Et que, contrairement à l'interprétation dominante à gauche, les compléments de salaire et autres avantages qu'ils sollicitent (et qui, lorsqu'ils les obtiennent, ont tendance à s'abstenir des grèves !), ne proviennent pas des ressources de l'entreprise. C'est le fonds public qui, directement ou indirectement (lorsque la ressource gouvernementale allouée à l'entreprise nécessite une relation avec l'université), se transforme en rémunération des enseignants et des étudiants. La faible participation de l'entreprise au financement de ces arrangements endogènes et exogènes ne permet pas de continuer à attribuer ce à quoi nous assistons à une privatisation de l'université. Ce à quoi nous assistons dans notre environnement est un mélange non moins pervers d’« oessisation » (transformation de nos institutions en OS, OCIP, etc.) et de partenariat public-privé, impulsé par des chercheurs-entrepreneurs.
Conclusion
Considérant que les moments de grève devraient être utilisés par les travailleurs pour analyser les causes qui conduisent à leurs revendications et qu'une grève générale est une situation unique pour expliquer à la société (en particulier aux familles des étudiants et aux décideurs politiques) les causes structurelles. Compte tenu de la situation que nous trouvons nous-mêmes, je pense que les deux sujets abordés ici devraient y être abordés.
Il est nécessaire que le mouvement enseignant de gauche montre à la société qu’à l’université, nous ne sommes pas tous pareils. Qu’il y a des enseignants, dont beaucoup se disent de gauche, qui sont chargés d’entretenir et de reproduire ces deux perversions. Que ce sont eux qui, avec le pouvoir que leur donne le mythe trans-idéologique de la neutralité de la technoscience capitaliste, exacerbé par notre condition périphérique, ceux qui, consciemment ou non, maintiennent l'institutionnalité de la politique cognitive, interne et externe à l'université. , qui renvoie aux causes structurelles qui freinent la mise en œuvre du projet de la gauche universitaire.
Il s’agit de la pression des pairs des chercheurs-entrepreneurs pour légitimer leur activité à travers des arrangements institutionnels qui engendrent de manière endogène et exogène à l’université, les hérauts des Cavaliers de l’Apocalypse. Et c’est leur capacité à travailler avec l’élite scientifique traditionnelle qui assure le maintien de la politique cognitive qui empêche l’université de se légitimer parmi ceux qui la rendent possible.
Leur réaction omniprésente et pas toujours voilée à l’action des « professeurs de vulgarisation », axée sur la refonte et l’adaptation socio-technique de la technoscience capitaliste vers une technoscience solidaire (la meilleure façon de réorienter nos agendas d’enseignement, de recherche et de vulgarisation !), est une obstacle puissant pour surmonter les dysfonctionnements que j’ai caricaturés au début.

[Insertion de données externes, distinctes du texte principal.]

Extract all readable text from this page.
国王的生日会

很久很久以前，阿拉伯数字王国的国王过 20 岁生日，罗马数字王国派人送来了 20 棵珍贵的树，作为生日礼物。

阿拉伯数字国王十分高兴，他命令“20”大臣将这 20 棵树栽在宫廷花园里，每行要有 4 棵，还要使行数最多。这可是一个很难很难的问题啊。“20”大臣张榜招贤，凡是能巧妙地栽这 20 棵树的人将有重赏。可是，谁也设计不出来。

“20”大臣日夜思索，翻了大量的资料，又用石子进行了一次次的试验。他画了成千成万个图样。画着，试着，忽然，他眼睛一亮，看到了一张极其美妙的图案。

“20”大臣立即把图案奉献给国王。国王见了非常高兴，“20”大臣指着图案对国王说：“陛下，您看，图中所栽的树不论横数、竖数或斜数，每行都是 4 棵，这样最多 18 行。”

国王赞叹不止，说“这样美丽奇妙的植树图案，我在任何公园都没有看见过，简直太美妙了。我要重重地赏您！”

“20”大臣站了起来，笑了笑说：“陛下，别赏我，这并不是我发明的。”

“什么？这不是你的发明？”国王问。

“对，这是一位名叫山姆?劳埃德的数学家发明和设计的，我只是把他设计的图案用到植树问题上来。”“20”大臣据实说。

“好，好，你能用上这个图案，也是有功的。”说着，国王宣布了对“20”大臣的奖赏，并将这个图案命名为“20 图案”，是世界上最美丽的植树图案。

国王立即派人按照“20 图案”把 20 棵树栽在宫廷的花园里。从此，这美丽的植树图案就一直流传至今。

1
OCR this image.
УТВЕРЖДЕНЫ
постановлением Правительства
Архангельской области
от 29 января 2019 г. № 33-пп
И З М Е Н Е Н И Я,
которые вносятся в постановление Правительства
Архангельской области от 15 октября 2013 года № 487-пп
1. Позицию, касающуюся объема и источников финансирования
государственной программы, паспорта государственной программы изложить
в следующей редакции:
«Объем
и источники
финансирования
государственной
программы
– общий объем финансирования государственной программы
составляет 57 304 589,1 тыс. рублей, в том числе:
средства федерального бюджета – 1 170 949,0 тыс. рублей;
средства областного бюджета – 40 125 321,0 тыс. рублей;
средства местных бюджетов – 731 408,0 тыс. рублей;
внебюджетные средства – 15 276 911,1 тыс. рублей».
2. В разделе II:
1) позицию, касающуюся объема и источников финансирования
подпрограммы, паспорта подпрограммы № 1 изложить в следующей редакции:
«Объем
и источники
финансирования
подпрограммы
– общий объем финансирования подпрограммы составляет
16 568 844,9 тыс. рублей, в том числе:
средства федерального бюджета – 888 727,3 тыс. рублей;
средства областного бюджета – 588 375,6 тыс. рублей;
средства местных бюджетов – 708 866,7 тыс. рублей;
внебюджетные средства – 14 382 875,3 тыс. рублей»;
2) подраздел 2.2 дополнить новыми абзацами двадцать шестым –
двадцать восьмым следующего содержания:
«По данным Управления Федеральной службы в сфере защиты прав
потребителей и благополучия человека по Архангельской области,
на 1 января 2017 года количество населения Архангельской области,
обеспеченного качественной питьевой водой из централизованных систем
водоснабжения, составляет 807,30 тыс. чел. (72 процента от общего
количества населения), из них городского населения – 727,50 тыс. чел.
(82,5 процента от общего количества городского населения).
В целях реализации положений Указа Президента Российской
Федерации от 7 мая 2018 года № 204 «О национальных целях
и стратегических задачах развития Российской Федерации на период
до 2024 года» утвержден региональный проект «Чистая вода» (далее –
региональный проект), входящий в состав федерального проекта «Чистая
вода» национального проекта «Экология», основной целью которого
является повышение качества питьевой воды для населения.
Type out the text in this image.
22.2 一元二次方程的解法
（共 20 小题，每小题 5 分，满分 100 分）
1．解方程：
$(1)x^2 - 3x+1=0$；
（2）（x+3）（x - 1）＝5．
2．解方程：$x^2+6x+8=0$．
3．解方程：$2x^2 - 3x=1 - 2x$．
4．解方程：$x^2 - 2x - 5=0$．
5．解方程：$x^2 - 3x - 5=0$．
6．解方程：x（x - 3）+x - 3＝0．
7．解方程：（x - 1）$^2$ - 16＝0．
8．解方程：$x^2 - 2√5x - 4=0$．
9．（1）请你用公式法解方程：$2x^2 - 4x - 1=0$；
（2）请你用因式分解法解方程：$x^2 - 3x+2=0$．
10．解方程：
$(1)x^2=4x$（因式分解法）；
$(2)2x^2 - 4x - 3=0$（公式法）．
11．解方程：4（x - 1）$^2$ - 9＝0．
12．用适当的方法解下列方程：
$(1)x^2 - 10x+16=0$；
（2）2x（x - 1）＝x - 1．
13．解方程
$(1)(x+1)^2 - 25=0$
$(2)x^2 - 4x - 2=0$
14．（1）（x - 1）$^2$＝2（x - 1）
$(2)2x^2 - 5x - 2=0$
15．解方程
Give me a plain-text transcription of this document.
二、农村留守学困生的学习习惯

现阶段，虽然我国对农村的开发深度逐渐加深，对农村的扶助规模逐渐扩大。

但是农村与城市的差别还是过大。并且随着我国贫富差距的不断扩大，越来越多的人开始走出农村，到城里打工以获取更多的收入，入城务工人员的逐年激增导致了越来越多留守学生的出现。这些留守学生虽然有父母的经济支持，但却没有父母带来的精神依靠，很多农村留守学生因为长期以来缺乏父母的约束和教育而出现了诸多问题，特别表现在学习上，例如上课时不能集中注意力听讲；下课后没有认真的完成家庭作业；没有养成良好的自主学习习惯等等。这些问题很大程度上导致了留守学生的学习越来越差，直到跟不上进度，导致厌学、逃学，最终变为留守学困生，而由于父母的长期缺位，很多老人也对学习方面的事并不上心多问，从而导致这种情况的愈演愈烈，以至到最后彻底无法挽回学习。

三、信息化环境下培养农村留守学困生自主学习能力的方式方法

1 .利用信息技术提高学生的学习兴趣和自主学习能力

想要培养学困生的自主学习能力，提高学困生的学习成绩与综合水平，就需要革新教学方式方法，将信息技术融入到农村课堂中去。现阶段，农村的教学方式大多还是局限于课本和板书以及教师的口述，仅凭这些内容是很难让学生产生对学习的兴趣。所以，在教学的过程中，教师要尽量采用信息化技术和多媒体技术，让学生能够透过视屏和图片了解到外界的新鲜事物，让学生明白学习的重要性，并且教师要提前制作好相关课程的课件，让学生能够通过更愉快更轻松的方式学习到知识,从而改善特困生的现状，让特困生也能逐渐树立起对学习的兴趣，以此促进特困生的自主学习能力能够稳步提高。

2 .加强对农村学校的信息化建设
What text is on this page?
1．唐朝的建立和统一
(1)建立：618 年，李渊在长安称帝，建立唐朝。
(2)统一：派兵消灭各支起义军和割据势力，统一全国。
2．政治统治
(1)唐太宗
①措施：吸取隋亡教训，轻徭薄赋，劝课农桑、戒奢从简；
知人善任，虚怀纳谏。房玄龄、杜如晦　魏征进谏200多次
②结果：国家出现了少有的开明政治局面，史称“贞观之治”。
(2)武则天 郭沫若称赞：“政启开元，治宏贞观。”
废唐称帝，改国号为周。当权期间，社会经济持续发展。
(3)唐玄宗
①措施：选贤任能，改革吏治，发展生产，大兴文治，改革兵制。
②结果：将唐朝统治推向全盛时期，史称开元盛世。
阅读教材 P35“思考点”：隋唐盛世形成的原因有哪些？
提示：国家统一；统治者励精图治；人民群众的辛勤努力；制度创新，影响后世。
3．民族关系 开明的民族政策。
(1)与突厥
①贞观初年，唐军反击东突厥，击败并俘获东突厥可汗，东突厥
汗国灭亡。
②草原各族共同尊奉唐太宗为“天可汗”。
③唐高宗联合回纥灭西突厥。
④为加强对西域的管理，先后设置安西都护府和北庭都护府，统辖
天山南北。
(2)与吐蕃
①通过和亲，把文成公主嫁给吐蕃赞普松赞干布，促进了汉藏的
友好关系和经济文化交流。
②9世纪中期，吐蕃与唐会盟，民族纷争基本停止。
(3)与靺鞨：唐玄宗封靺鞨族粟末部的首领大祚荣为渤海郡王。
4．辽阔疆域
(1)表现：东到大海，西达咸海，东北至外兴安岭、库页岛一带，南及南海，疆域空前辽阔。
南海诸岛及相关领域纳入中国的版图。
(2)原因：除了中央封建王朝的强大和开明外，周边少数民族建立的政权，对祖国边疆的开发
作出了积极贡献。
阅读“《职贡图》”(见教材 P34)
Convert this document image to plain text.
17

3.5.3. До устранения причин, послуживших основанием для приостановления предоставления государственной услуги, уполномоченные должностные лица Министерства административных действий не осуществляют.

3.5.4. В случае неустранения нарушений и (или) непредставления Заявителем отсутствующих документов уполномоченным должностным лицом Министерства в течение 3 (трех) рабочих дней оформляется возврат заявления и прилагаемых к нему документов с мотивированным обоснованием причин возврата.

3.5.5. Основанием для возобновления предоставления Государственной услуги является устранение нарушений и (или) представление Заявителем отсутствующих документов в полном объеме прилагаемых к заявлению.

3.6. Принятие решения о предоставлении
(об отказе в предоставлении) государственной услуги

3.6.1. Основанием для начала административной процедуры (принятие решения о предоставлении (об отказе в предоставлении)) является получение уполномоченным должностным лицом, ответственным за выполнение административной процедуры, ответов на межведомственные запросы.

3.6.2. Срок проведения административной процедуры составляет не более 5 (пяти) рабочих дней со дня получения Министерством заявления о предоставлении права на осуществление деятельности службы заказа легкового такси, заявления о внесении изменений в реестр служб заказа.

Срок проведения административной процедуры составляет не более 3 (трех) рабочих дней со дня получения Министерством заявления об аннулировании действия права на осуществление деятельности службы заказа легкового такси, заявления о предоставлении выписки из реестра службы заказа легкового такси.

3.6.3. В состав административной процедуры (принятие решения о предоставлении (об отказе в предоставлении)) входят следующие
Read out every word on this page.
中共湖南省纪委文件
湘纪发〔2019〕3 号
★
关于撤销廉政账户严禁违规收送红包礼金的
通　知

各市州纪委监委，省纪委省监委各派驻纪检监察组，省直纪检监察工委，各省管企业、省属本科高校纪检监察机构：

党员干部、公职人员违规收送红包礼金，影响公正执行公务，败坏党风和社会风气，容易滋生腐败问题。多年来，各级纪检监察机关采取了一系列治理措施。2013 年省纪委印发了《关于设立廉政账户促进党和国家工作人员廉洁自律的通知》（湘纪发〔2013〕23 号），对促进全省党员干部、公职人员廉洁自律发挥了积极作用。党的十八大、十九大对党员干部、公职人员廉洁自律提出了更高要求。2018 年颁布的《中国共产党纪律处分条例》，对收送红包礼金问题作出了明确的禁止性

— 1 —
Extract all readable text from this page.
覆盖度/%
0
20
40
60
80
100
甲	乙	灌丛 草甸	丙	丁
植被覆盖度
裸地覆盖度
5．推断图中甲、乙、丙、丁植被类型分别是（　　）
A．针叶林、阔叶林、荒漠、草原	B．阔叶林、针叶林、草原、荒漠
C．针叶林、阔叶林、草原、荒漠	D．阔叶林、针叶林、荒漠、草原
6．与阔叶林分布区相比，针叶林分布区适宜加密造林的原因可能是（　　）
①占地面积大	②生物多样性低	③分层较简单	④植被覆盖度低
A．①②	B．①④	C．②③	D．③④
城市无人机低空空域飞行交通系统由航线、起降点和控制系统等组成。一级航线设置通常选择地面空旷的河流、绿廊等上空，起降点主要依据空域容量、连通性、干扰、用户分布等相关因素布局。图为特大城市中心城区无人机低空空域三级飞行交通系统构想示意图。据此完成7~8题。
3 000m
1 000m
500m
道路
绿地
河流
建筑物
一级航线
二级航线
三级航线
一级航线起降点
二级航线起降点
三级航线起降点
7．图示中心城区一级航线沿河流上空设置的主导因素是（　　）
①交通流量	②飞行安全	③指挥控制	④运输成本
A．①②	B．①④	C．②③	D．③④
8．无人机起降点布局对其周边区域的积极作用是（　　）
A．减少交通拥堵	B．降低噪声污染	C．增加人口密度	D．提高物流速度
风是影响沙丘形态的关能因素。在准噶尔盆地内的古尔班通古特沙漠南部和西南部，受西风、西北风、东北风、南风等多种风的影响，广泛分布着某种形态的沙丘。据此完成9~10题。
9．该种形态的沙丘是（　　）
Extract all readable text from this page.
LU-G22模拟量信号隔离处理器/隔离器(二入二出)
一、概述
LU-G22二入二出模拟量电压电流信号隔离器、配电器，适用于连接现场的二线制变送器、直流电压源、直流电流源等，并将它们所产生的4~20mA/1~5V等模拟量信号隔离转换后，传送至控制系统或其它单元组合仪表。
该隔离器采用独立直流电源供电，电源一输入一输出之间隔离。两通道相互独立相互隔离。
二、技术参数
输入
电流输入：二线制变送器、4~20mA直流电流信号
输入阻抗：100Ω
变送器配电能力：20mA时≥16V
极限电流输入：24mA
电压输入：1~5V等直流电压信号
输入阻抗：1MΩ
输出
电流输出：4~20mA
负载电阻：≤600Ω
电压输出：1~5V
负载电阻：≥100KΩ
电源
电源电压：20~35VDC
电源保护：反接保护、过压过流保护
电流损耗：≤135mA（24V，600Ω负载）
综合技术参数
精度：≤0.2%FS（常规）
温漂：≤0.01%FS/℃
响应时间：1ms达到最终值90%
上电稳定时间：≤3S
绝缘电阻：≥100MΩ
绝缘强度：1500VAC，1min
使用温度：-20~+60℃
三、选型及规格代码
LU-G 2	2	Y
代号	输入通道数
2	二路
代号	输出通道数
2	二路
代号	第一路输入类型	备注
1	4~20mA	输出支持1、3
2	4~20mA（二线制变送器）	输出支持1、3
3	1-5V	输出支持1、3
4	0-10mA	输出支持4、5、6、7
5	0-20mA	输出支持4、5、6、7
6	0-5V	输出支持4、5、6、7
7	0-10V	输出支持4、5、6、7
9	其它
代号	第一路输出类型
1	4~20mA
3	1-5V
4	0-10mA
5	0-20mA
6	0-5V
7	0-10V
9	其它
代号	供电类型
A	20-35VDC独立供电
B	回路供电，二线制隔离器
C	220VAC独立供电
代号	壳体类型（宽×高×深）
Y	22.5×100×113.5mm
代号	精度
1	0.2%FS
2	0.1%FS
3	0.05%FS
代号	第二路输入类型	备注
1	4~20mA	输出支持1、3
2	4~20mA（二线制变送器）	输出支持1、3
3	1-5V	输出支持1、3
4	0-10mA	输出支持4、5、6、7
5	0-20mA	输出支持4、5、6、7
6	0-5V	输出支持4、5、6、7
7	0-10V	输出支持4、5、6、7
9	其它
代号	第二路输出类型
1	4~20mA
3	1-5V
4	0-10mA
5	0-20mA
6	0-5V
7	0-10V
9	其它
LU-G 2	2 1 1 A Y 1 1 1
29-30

Je conclus en soulignant que pour dépasser l’université opérationnelle dont parle notre enseignante Marilena Chauí dans https://dpp.cce.myftpupload.com/a-universidade-operacional/, il semble que les enseignants en grève aient une discussion comme celle proposée ici.
* Renato Dagnino Il est professeur au Département de politique scientifique et technologique de l'Unicamp. Auteur, entre autres livres, de Technoscience Solidaire, un manuel stratégique (combats anticapitalistes).